Tabel 7.5: N-totaal en P-totaal in atmosferische depositie op het Grevelingenmeer in de periode 1980 t/m 2007. 1980 t/m 1988: N-totaal als som van NH4 (even groot als Kjeldahl-stikstof) en NO2 + NO3, P-totaal als orthofosfaat. Bronnen: 1) Wattel (1989), 2) Landelijke Emissie Registratie.
Jaar N-totaal P-totaal Opmerking Bron
Ton/jaar Ton/jaar
1980 260 7.1 Meetnet van het RID 1
1981 273 11.9 Meetnet van het RID 1
1982 273 11.8 Meetnet van het RID 1
1983 173 2.1 Meetnet van RIVM/KNMI 1
1984 185 2.3 Meetnet van RIVM/KNMI 1
1985 187 2.3 Meetnet van RIVM/KNMI 1
1986 204 5.7 Meetnet van RIVM/KNMI 1
1987 209 2.8 Meetnet van RIVM/KNMI 1
1988 207 2.7 Meetnet van RIVM/KNMI 1
1990 290 2
1995 240 2
2000 217 2
2005 211 2
2006 208 2
2007 205 2

Schutten Grevelingensluis

De Grevelingensluis bij Bruinisse vormt de scheepvaartverbinding met het Zijpe. Omdat de gemiddelde waterstand op het Zijpe (0 m NAP) hoger is dan die van het Grevelingenmeer (NAP – 0,20m) geeft deze sluis een kleine resulterende waterbelasting op het meer (Wattel, 1996). Op jaarbasis is het daarmee overeenkomende debiet gemiddeld 0,15 m3/s naar het meer toe en 0,10 m3/s van het meer af (Wattel, 1996). Voor de jaren 1980 t/m 1998 bedroegen de hoeveelheden naar het meer toe 4.9, 4.7, 5.0, 4.5, 4.8, 4.7, 4.4, 4.3 en 4.2 miljoen m3/jaar, oftewel 0,15 m3/s (Wattel, 1989). Gezien deze zeer kleine hoeveelheden is de waterbelasting als gevolg van het schutbedrijf verwaarloosbaar.

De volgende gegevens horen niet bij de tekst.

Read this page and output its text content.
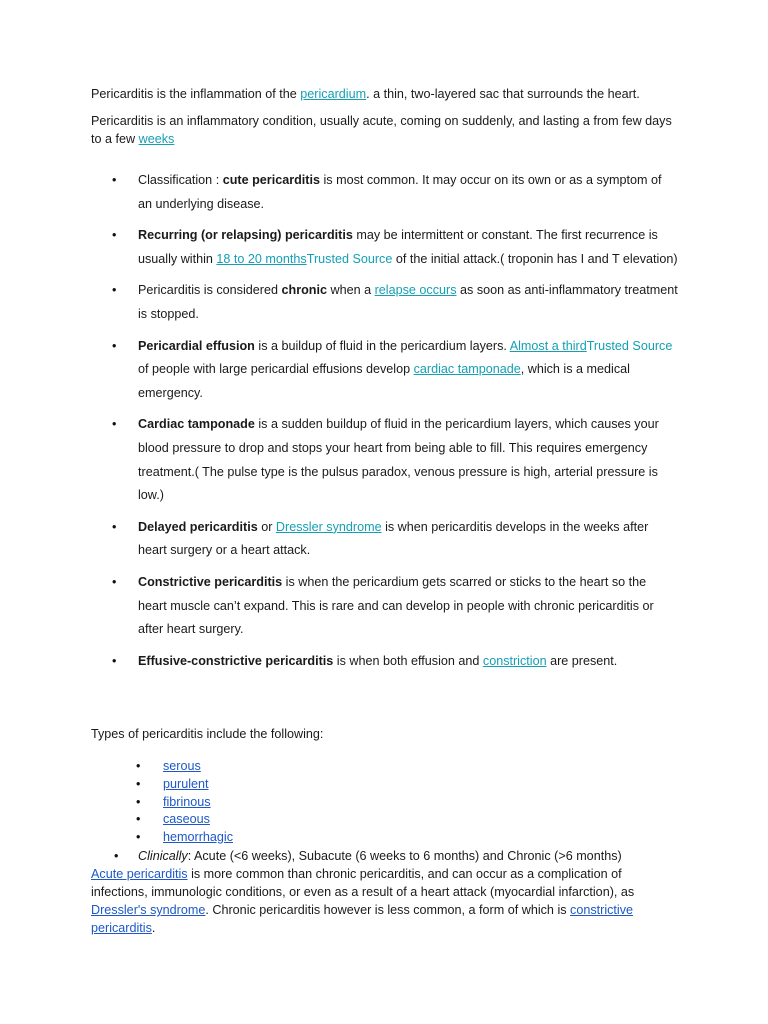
Pericarditis is the inflammation of the pericardium. a thin, two-layered sac that surrounds the heart.

Pericarditis is an inflammatory condition, usually acute, coming on suddenly, and lasting a from few days to a few weeks

• Classification : cute pericarditis is most common. It may occur on its own or as a symptom of an underlying disease.
• Recurring (or relapsing) pericarditis may be intermittent or constant. The first recurrence is usually within 18 to 20 monthsTrusted Source of the initial attack.( troponin has I and T elevation)
• Pericarditis is considered chronic when a relapse occurs as soon as anti-inflammatory treatment is stopped.
• Pericardial effusion is a buildup of fluid in the pericardium layers. Almost a thirdTrusted Source of people with large pericardial effusions develop cardiac tamponade, which is a medical emergency.
• Cardiac tamponade is a sudden buildup of fluid in the pericardium layers, which causes your blood pressure to drop and stops your heart from being able to fill. This requires emergency treatment.( The pulse type is the pulsus paradox, venous pressure is high, arterial pressure is low.)
• Delayed pericarditis or Dressler syndrome is when pericarditis develops in the weeks after heart surgery or a heart attack.
• Constrictive pericarditis is when the pericardium gets scarred or sticks to the heart so the heart muscle can’t expand. This is rare and can develop in people with chronic pericarditis or after heart surgery.
• Effusive-constrictive pericarditis is when both effusion and constriction are present.

Types of pericarditis include the following:

• serous
• purulent
• fibrinous
• caseous
• hemorrhagic
• Clinically: Acute (<6 weeks), Subacute (6 weeks to 6 months) and Chronic (>6 months)

Acute pericarditis is more common than chronic pericarditis, and can occur as a complication of infections, immunologic conditions, or even as a result of a heart attack (myocardial infarction), as Dressler's syndrome. Chronic pericarditis however is less common, a form of which is constrictive pericarditis.
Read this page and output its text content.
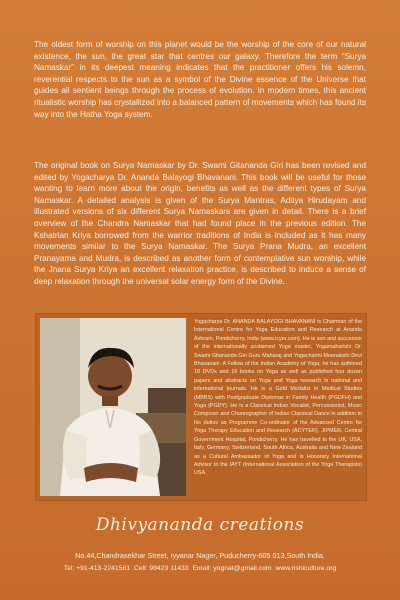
The oldest form of worship on this planet would be the worship of the core of our natural existence, the sun, the great star that centres our galaxy. Therefore the term “Surya Namaskar” in its deepest meaning indicates that the practitioner offers his solemn, reverential respects to the sun as a symbol of the Divine essence of the Universe that guides all sentient beings through the process of evolution. In modern times, this ancient ritualistic worship has crystallized into a balanced pattern of movements which has found its way into the Hatha Yoga system.

The original book on Surya Namaskar by Dr. Swami Gitananda Giri has been revised and edited by Yogacharya Dr. Ananda Balayogi Bhavanani. This book will be useful for those wanting to learn more about the origin, benefits as well as the different types of Surya Namaskar. A detailed analysis is given of the Surya Mantras, Aditya Hirudayam and illustrated versions of six different Surya Namaskars are given in detail. There is a brief overview of the Chandra Namaskar that had found place in the previous edition. The Kshatrian Kriya borrowed from the warrior traditions of India is included as it has many movements similar to the Surya Namaskar. The Surya Prana Mudra, an excellent Pranayama and Mudra, is described as another form of contemplative sun worship, while the Jnana Surya Kriya an excellent relaxation practice, is described to induce a sense of deep relaxation through the universal solar energy form of the Divine.

Yogacharya Dr. ANANDA BALAYOGI BHAVANANI is Chairman of the International Centre for Yoga Education and Research at Ananda Ashram, Pondicherry, India (www.icyer.com). He is son and successor of the internationally acclaimed Yoga master, Yogamaharishi Dr. Swami Gitananda Giri Guru Maharaj and Yogacharini Meenakshi Devi Bhavanani. A Fellow of the Indian Academy of Yoga, he has authored 18 DVDs and 16 books on Yoga as well as published four dozen papers and abstracts on Yoga and Yoga research in national and international journals. He is a Gold Medalist in Medical Studies (MBBS) with Postgraduate Diplomas in Family Health (PGDFH) and Yoga (PGDY). He is a Classical Indian Vocalist, Percussionist, Music Composer and Choreographer of Indian Classical Dance in addition to his duties as Programme Co-ordinator of the Advanced Centre for Yoga Therapy Education and Research (ACYTER), JIPMER, Central Government Hospital, Pondicherry. He has travelled to the UK, USA, Italy, Germany, Switzerland, South Africa, Australia and New Zealand as a Cultural Ambassador of Yoga and is Honorary International Advisor to the IAYT (International Association of the Yoga Therapists) USA.

Dhivyananda creations
No.44,Chandrasekhar Street, Iyyanar Nager, Puducherry-605 013,South India.
Tel: +91-413-2241561 Cell: 98423 11433 Email: yognat@gmail.com www.rishiculture.org
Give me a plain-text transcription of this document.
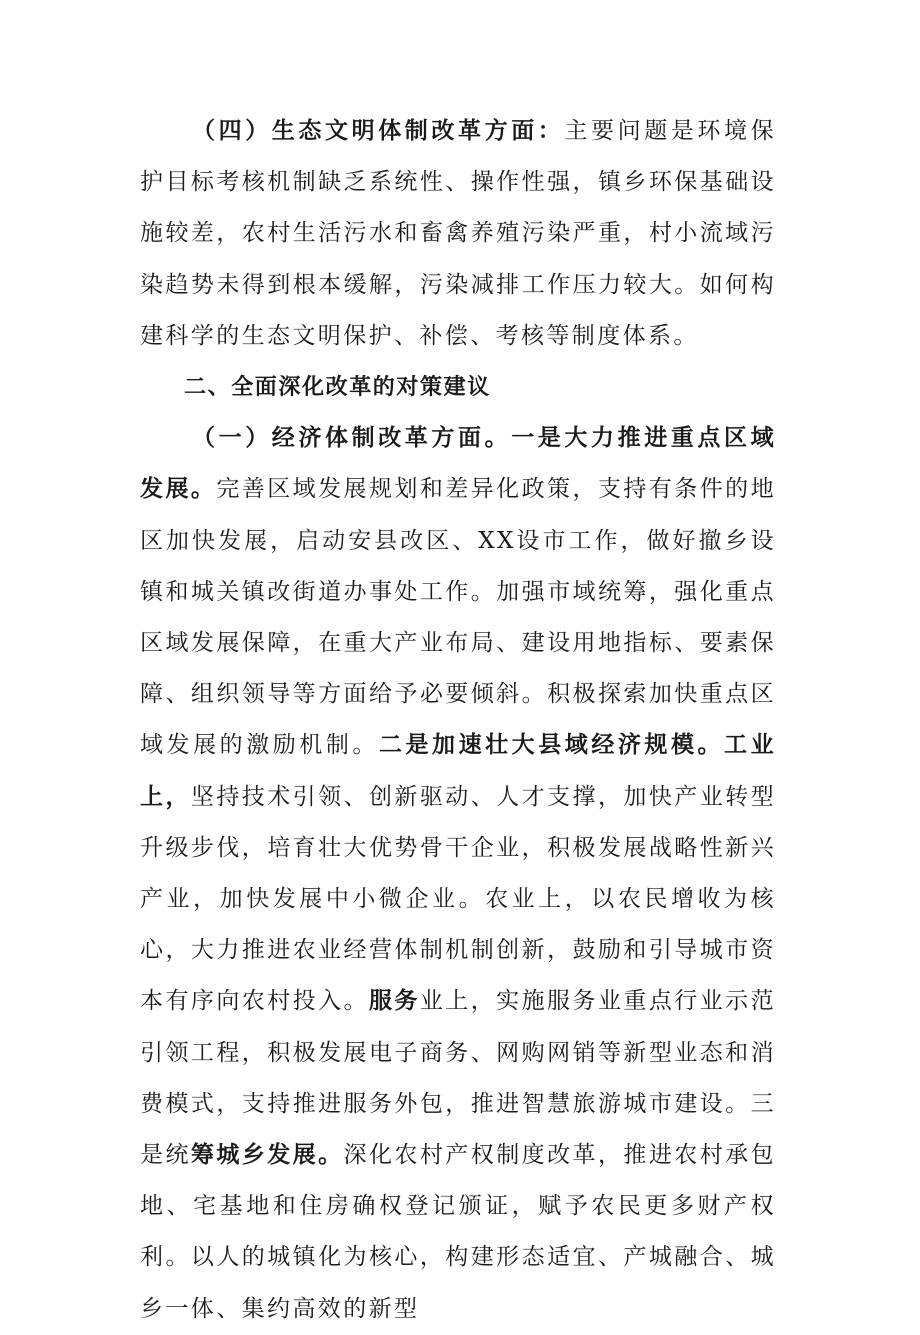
（四）生态文明体制改革方面：主要问题是环境保护目标考核机制缺乏系统性、操作性强，镇乡环保基础设施较差，农村生活污水和畜禽养殖污染严重，村小流域污染趋势未得到根本缓解，污染减排工作压力较大。如何构建科学的生态文明保护、补偿、考核等制度体系。

二、全面深化改革的对策建议

（一）经济体制改革方面。一是大力推进重点区域发展。完善区域发展规划和差异化政策，支持有条件的地区加快发展，启动安县改区、XX设市工作，做好撤乡设镇和城关镇改街道办事处工作。加强市域统筹，强化重点区域发展保障，在重大产业布局、建设用地指标、要素保障、组织领导等方面给予必要倾斜。积极探索加快重点区域发展的激励机制。二是加速壮大县域经济规模。工业上，坚持技术引领、创新驱动、人才支撑，加快产业转型升级步伐，培育壮大优势骨干企业，积极发展战略性新兴产业，加快发展中小微企业。农业上，以农民增收为核心，大力推进农业经营体制机制创新，鼓励和引导城市资本有序向农村投入。服务业上，实施服务业重点行业示范引领工程，积极发展电子商务、网购网销等新型业态和消费模式，支持推进服务外包，推进智慧旅游城市建设。三是统筹城乡发展。深化农村产权制度改革，推进农村承包地、宅基地和住房确权登记颁证，赋予农民更多财产权利。以人的城镇化为核心，构建形态适宜、产城融合、城乡一体、集约高效的新型
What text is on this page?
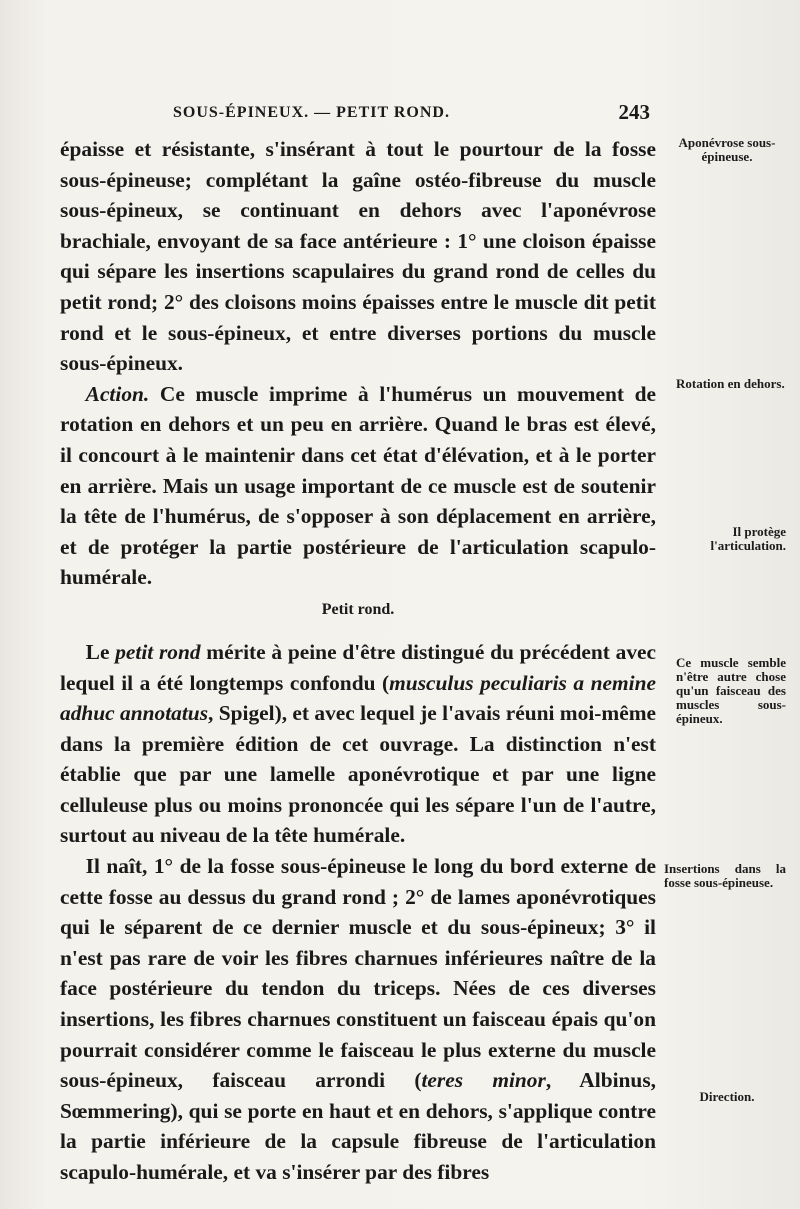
SOUS-ÉPINEUX. — PETIT ROND.	243

épaisse et résistante, s'insérant à tout le pourtour de la fosse sous-épineuse; complétant la gaîne ostéo-fibreuse du muscle sous-épineux, se continuant en dehors avec l'aponévrose brachiale, envoyant de sa face antérieure : 1° une cloison épaisse qui sépare les insertions scapulaires du grand rond de celles du petit rond; 2° des cloisons moins épaisses entre le muscle dit petit rond et le sous-épineux, et entre diverses portions du muscle sous-épineux.

Action. Ce muscle imprime à l'humérus un mouvement de rotation en dehors et un peu en arrière. Quand le bras est élevé, il concourt à le maintenir dans cet état d'élévation, et à le porter en arrière. Mais un usage important de ce muscle est de soutenir la tête de l'humérus, de s'opposer à son déplacement en arrière, et de protéger la partie postérieure de l'articulation scapulo-humérale.

Petit rond.

Le petit rond mérite à peine d'être distingué du précédent avec lequel il a été longtemps confondu (musculus peculiaris a nemine adhuc annotatus, Spigel), et avec lequel je l'avais réuni moi-même dans la première édition de cet ouvrage. La distinction n'est établie que par une lamelle aponévrotique et par une ligne celluleuse plus ou moins prononcée qui les sépare l'un de l'autre, surtout au niveau de la tête humérale.

Il naît, 1° de la fosse sous-épineuse le long du bord externe de cette fosse au dessus du grand rond ; 2° de lames aponévrotiques qui le séparent de ce dernier muscle et du sous-épineux; 3° il n'est pas rare de voir les fibres charnues inférieures naître de la face postérieure du tendon du triceps. Nées de ces diverses insertions, les fibres charnues constituent un faisceau épais qu'on pourrait considérer comme le faisceau le plus externe du muscle sous-épineux, faisceau arrondi (teres minor, Albinus, Sœmmering), qui se porte en haut et en dehors, s'applique contre la partie inférieure de la capsule fibreuse de l'articulation scapulo-humérale, et va s'insérer par des fibres

Aponévrose sous-épineuse.
Rotation en dehors.
Il protège l'articulation.
Ce muscle semble n'être autre chose qu'un faisceau des muscles sous-épineux.
Insertions dans la fosse sous-épineuse.
Direction.
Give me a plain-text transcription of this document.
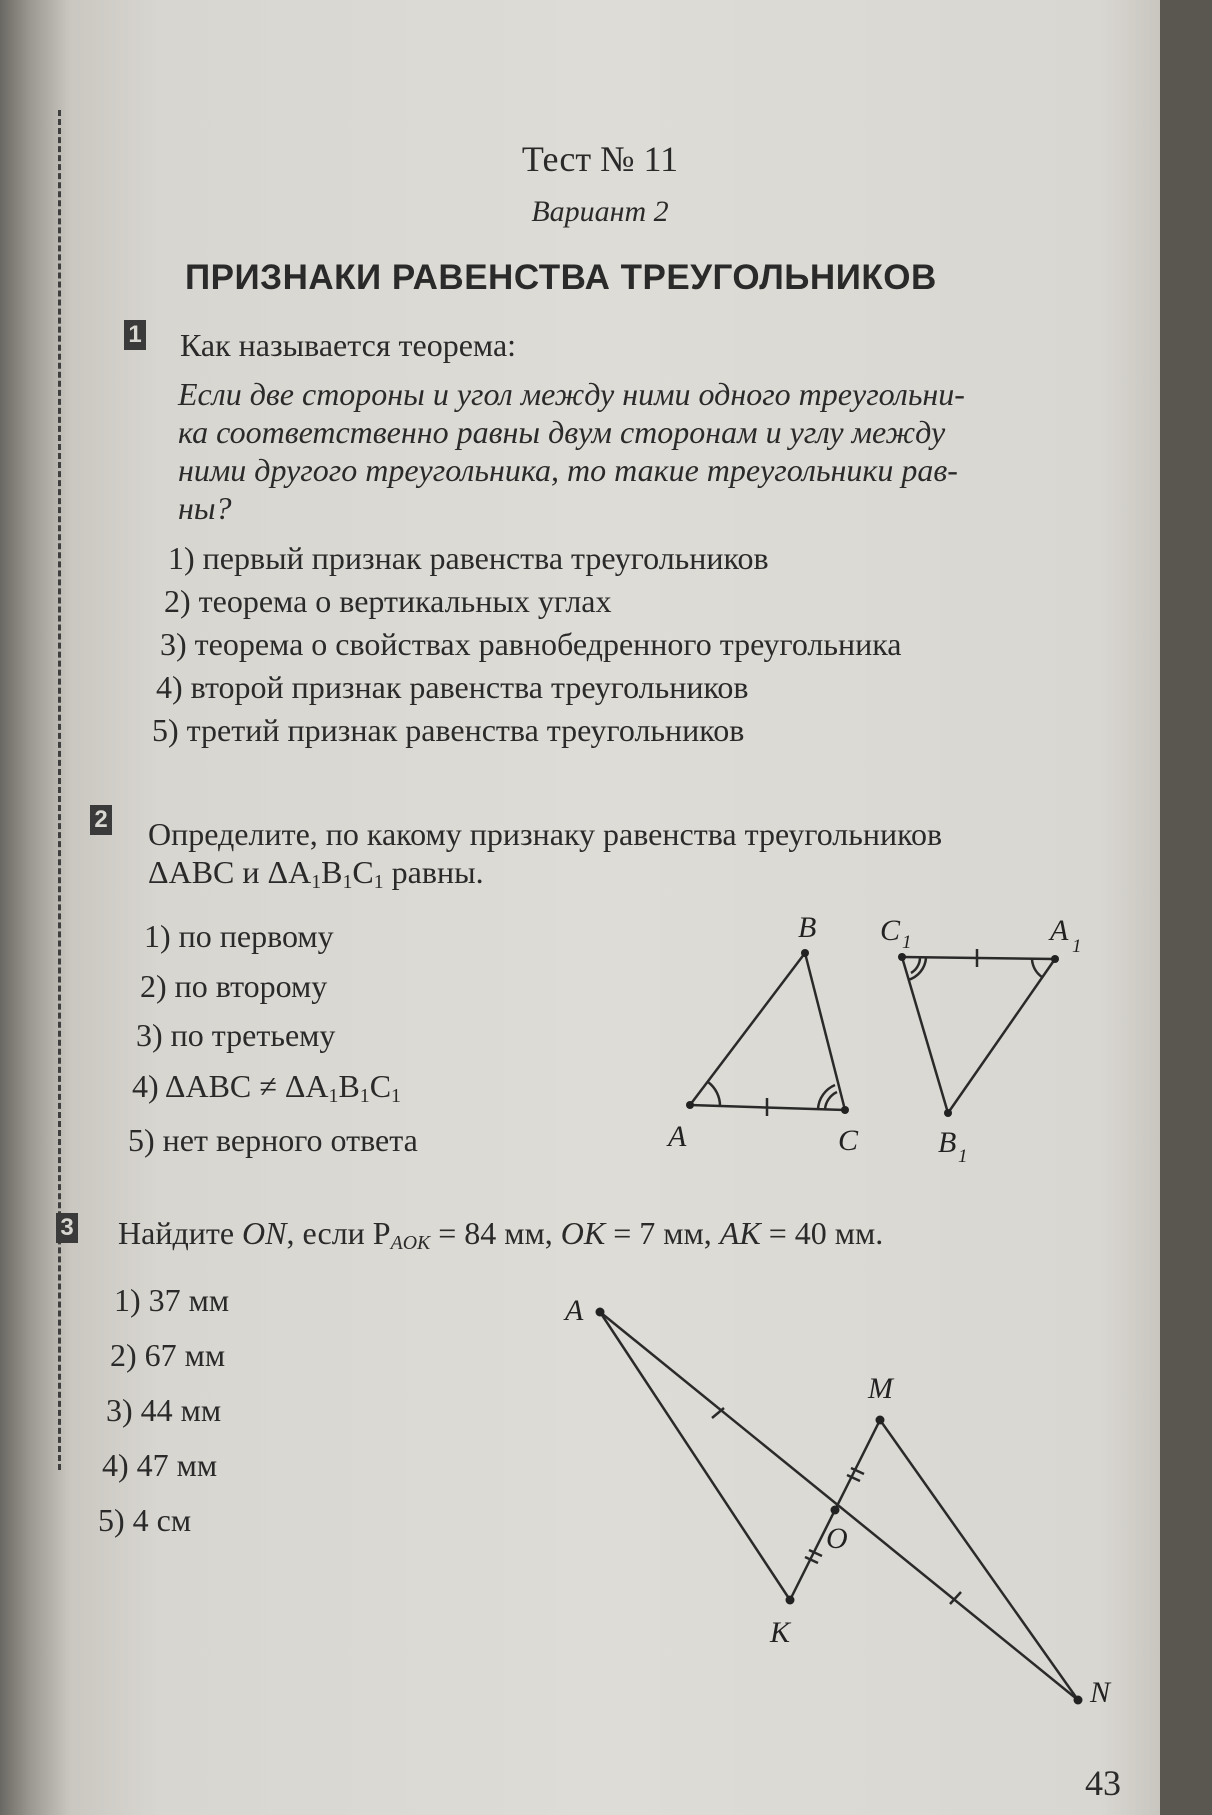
Тест № 11
Вариант 2
ПРИЗНАКИ РАВЕНСТВА ТРЕУГОЛЬНИКОВ
1 Как называется теорема:
Если две стороны и угол между ними одного треугольни-
ка соответственно равны двум сторонам и углу между
ними другого треугольника, то такие треугольники рав-
ны?
1) первый признак равенства треугольников
2) теорема о вертикальных углах
3) теорема о свойствах равнобедренного треугольника
4) второй признак равенства треугольников
5) третий признак равенства треугольников
2 Определите, по какому признаку равенства треугольников
ΔABC и $\Delta A_1B_1C_1$ равны.
1) по первому
2) по второму
3) по третьему
4) $\Delta ABC \ne \Delta A_1B_1C_1$
5) нет верного ответа
B
A	C
C 1	A 1
B 1
3 Найдите ON, если $P_{AOK} = 84$ мм, OK = 7 мм, AK = 40 мм.
1) 37 мм
2) 67 мм
3) 44 мм
4) 47 мм
5) 4 см
A
M
O
K
N
43
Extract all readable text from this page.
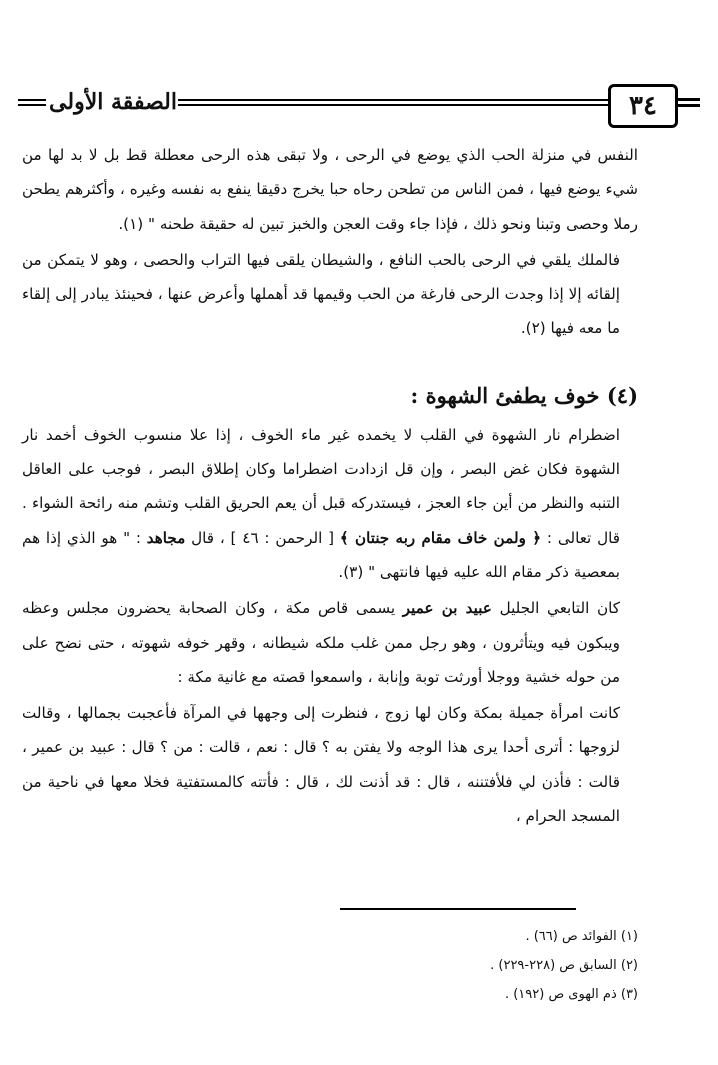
٣٤
الصفقة الأولى

النفس في منزلة الحب الذي يوضع في الرحى ، ولا تبقى هذه الرحى معطلة قط بل لا بد لها من شيء يوضع فيها ، فمن الناس من تطحن رحاه حبا يخرج دقيقا ينفع به نفسه وغيره ، وأكثرهم يطحن رملا وحصى وتبنا ونحو ذلك ، فإذا جاء وقت العجن والخبز تبين له حقيقة طحنه " (١).

فالملك يلقي في الرحى بالحب النافع ، والشيطان يلقى فيها التراب والحصى ، وهو لا يتمكن من إلقائه إلا إذا وجدت الرحى فارغة من الحب وقيمها قد أهملها وأعرض عنها ، فحينئذ يبادر إلى إلقاء ما معه فيها (٢).

(٤) خوف يطفئ الشهوة :

اضطرام نار الشهوة في القلب لا يخمده غير ماء الخوف ، إذا علا منسوب الخوف أخمد نار الشهوة فكان غض البصر ، وإن قل ازدادت اضطراما وكان إطلاق البصر ، فوجب على العاقل التنبه والنظر من أين جاء العجز ، فيستدركه قبل أن يعم الحريق القلب وتشم منه رائحة الشواء . قال تعالى : ﴿ ولمن خاف مقام ربه جنتان ﴾ [ الرحمن : ٤٦ ] ، قال مجاهد : " هو الذي إذا هم بمعصية ذكر مقام الله عليه فيها فانتهى " (٣).

كان التابعي الجليل عبيد بن عمير يسمى قاص مكة ، وكان الصحابة يحضرون مجلس وعظه ويبكون فيه ويتأثرون ، وهو رجل ممن غلب ملكه شيطانه ، وقهر خوفه شهوته ، حتى نضح على من حوله خشية ووجلا أورثت توبة وإنابة ، واسمعوا قصته مع غانية مكة :

كانت امرأة جميلة بمكة وكان لها زوج ، فنظرت إلى وجهها في المرآة فأعجبت بجمالها ، وقالت لزوجها : أترى أحدا يرى هذا الوجه ولا يفتن به ؟ قال : نعم ، قالت : من ؟ قال : عبيد بن عمير ، قالت : فأذن لي فلأفتننه ، قال : قد أذنت لك ، قال : فأتته كالمستفتية فخلا معها في ناحية من المسجد الحرام ،

(١) الفوائد ص (٦٦) .
(٢) السابق ص (٢٢٨-٢٢٩) .
(٣) ذم الهوى ص (١٩٢) .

Wattel (1996) geeft voor de periode 1980 t/m 1994 een beeld van het aantal schuttingen per maand via de Grevelingensluis. Het aantal schutbewegingen is over de periode voor elk jaar vrijwel constant en per maand varieert het aantal schuttingen tussen ca. 200 en 1400-1600, afhankelijk van het seizoen. Wel kan het aantal schepen in de sluis per schutting verschillen.

Aantal schuttingen per maand voor Grevelingensluis in 2017. De Grevelingensluis heeft een minimale bijdrage aan de totale waterbalans. Bron: NIS, Rijkswaterstaat.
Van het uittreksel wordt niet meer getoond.